Pour préparer son action courageuse, Éhoud se fait une épée à deux tranchants longue d’une coudée. S’il s’agit d’une coudée courte, l’arme mesure environ 40 centimètres. Certains pensent que c’est une dague. De toute évidence, il n’y avait pas de garde entre la lame et le manche. Éhoud peut donc cacher son arme dans les plis de son vêtement. De plus, étant gaucher, il peut ceindre son épée à son côté droit, où, habituellement, on ne porte pas d’arme. — Juges 3:15, 16.

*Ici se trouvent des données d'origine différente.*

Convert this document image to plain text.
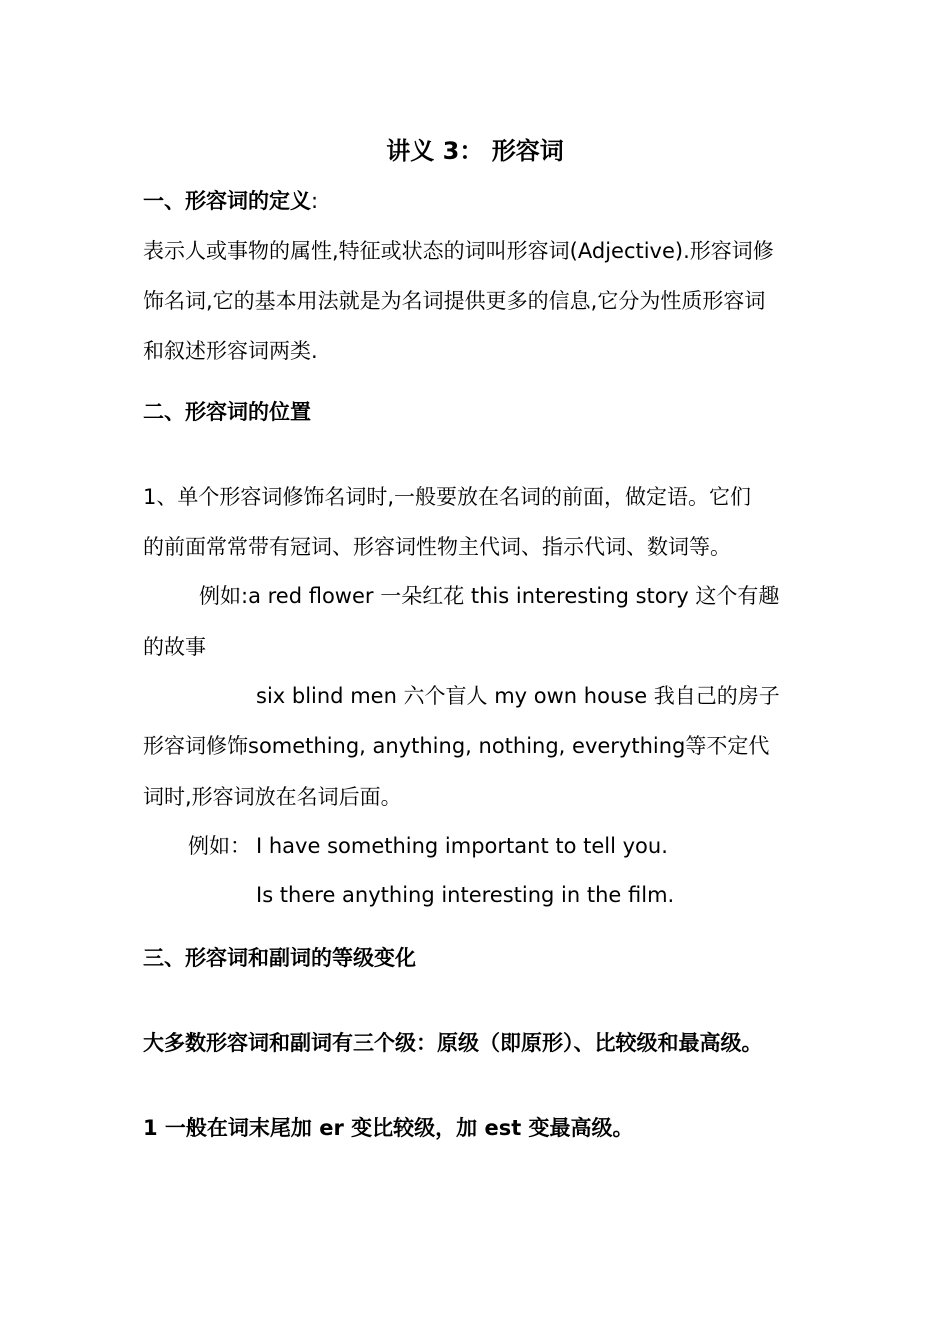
讲义 3： 形容词
一、形容词的定义:
表示人或事物的属性,特征或状态的词叫形容词(Adjective).形容词修
饰名词,它的基本用法就是为名词提供更多的信息,它分为性质形容词
和叙述形容词两类.
二、形容词的位置
1、单个形容词修饰名词时,一般要放在名词的前面，做定语。它们
的前面常常带有冠词、形容词性物主代词、指示代词、数词等。
例如:a red flower 一朵红花 this interesting story 这个有趣
的故事
six blind men 六个盲人 my own house 我自己的房子
形容词修饰something, anything, nothing, everything等不定代
词时,形容词放在名词后面。
例如： I have something important to tell you.
Is there anything interesting in the film.
三、形容词和副词的等级变化
大多数形容词和副词有三个级：原级（即原形）、比较级和最高级。
1 一般在词末尾加 er 变比较级，加 est 变最高级。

La stratégie d’Éhoud n’est pas sans risques. Par exemple, qu’adviendrait-il si les serviteurs du roi le fouillaient? Même s’ils ne le faisaient pas, ils ne laisseraient certainement pas leur roi seul avec un Israélite ! Mais, en admettant qu’ils le fassent, ce qui permettrait ainsi à Éhoud de tuer Églôn, comment Éhoud s’échapperait-il ? Jusqu’où pourrait-il fuir avant que les serviteurs d’Églôn ne découvrent ce qui s’est passé ?
Il va sans dire qu’Éhoud examine de tels détails, imaginant des scénarios plus catastrophiques les uns que les autres. Pourtant, il met son plan à exécution, faisant preuve de courage et exerçant la foi en Jéhovah.
Éhoud rencontre Églôn
Arrive le jour où l’on présente le tribut. Éhoud et ses hommes pénètrent dans le palais du roi. Ils se tiennent bientôt devant Églôn en personne. Mais ce n’est pas encore le moment d’attaquer. Dès qu’il a présenté le tribut, Éhoud renvoie les porteurs. — Juges 3:17, 18.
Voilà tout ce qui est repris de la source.